I have always been a foodie. I loved food, the smell of it and how it's presented. I mentioned one time that I would have wanted Hubert Keller to be my uncle, Tony Bourdain to be one of my really close relatives and yes Chef Gordon Ramsay to teach me how to cook gnocchi. Shoot! I forgot Raymond Blanc who has been my favorite since I watched his TV series. Heck, he can be one of my uncles as well. :P Food porn is everywhere. Be it the surprise warm creamy delight of a hot peach mango pie or the wonderful play of textures of your favorite pizza. The sight of food, the smell of it brings me closer to foodgasm. If there is such a term.

I think when one bakes, it also a given that one can cook. There have been a lot of trial and error when it comes to cooking. The only wonder that helped me out in my foodventures is in fact Google! Yes, you read it right! From recipes of my favorite Red Velvet Cake to the ultimate Baby Back Ribs.

This would be my first post on my fool proof food recipes.


We tried the hotpot version, which would take about 45 minutes of boiling the ribs on a pot filled with water and spices (black pepper, bay leaves, salt and pepper corns) it would take about 50 minutes to almost 1 hour and 15 minutes to get the ribs tender. It consumes a lot of gas and it does not really create a tender, fall out of the bone ribs after grilling. I guess the boiling removes the juices from the meat. What we do is bake the meat for 2 hours on the oven on low heat. This cooks the meat to the bone and ensures that juices are still intact.

I have had my share of good and not so good barbecue sauces. The first time we tried making our own slab at home, we used a peanut based sauce. It did produce a nice colored meat however, it was bordering on nutty. Something that wasn't really appealing to my taste buds. I was glad we were able to use everything up before we moved on to the next sauce we purchased from the grocery. I saw a sale on sauces and it was a total deal! It was HUNT's if I might add! I choose the Hickory variety. I wanted to have a slight taste of smokiness on my protein.

The sauce was a delight! I will show you the comparison between our first sauce and with the new one to give you something to look at.

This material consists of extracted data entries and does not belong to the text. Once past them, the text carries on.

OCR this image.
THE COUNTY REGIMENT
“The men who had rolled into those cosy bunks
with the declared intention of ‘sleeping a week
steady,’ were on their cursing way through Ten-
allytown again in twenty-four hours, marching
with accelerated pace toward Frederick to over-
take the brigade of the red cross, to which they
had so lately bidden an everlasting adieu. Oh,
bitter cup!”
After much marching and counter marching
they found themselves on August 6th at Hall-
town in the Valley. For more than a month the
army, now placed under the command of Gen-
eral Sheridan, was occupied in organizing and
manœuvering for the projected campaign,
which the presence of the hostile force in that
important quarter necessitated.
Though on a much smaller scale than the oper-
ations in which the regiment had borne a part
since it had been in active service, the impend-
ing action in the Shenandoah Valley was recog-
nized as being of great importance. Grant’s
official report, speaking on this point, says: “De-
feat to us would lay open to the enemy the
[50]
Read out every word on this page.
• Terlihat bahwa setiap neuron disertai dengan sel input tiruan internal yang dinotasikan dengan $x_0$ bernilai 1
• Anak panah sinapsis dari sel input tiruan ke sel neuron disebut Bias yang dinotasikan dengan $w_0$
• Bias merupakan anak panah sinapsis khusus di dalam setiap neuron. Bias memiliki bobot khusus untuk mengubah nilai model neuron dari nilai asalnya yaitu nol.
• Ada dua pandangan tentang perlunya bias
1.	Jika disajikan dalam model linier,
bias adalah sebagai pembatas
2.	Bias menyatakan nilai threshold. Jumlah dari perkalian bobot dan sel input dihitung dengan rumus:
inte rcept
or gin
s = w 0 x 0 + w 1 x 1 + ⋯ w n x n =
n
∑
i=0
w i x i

You don't need much for this recipe.

Here's what you will need:

  • baby back ribs
  • barbecue sauce

  • baking pan
  • aluminum foil
  • brush for basting
  • charcoal for grilling
  • tongs
  • grill or modified version
  • plate
  • oven
  • timer/stopwatch your celphone

1. Clean the meat very well, remove as much as you can possibly do. Have the ribs drip for a few minutes before placing them on your baking pan.

2. On the baking pan, brush all the corners of the meat with your chosen bbq sauce. Do this for both sides. Once done, place a small amount of water on the pan to create a small flood of water. Make sure not to fill the pan, just enough to avoid burning of the meat that touched the bottom of the container.
Cover with aluminum foil.

3. Bake this at 180 F for 2 hours. We tried baking them for 2 and a half hour, it produced a fall out of the bone ribs however I had a hard time grilling them cause they were so tender! The meat fell out of the bone and landed on the embers. 2 hours is enough. It has the right tenderness and juiciness to it. Time it and wait.

4. In between you and waiting for the ribs to be done, you can start cooking your other dishes or cooking rice. Heck, you can even watch 2 episodes of  Games of Thrones and it would be worthwhile! :)

5. Around 30 minutes before the ribs are cooked you can start firing your charcoal for the next step: grilling them to perfection!

6. Once the timer is done, you can take the ribs from the pan and place it on a plate to drain any excess water. Go hefty in the sauce this time as you brush both sides before placing them on the grill. You would want a caramelized ribs after  8-10 minutes for each side. Once you get  a small amount of char and wonderful caramelized coating, then you are good to go!

7. Eat with so much gusto and enjoy this with rice or mashed potatoes. Your choice.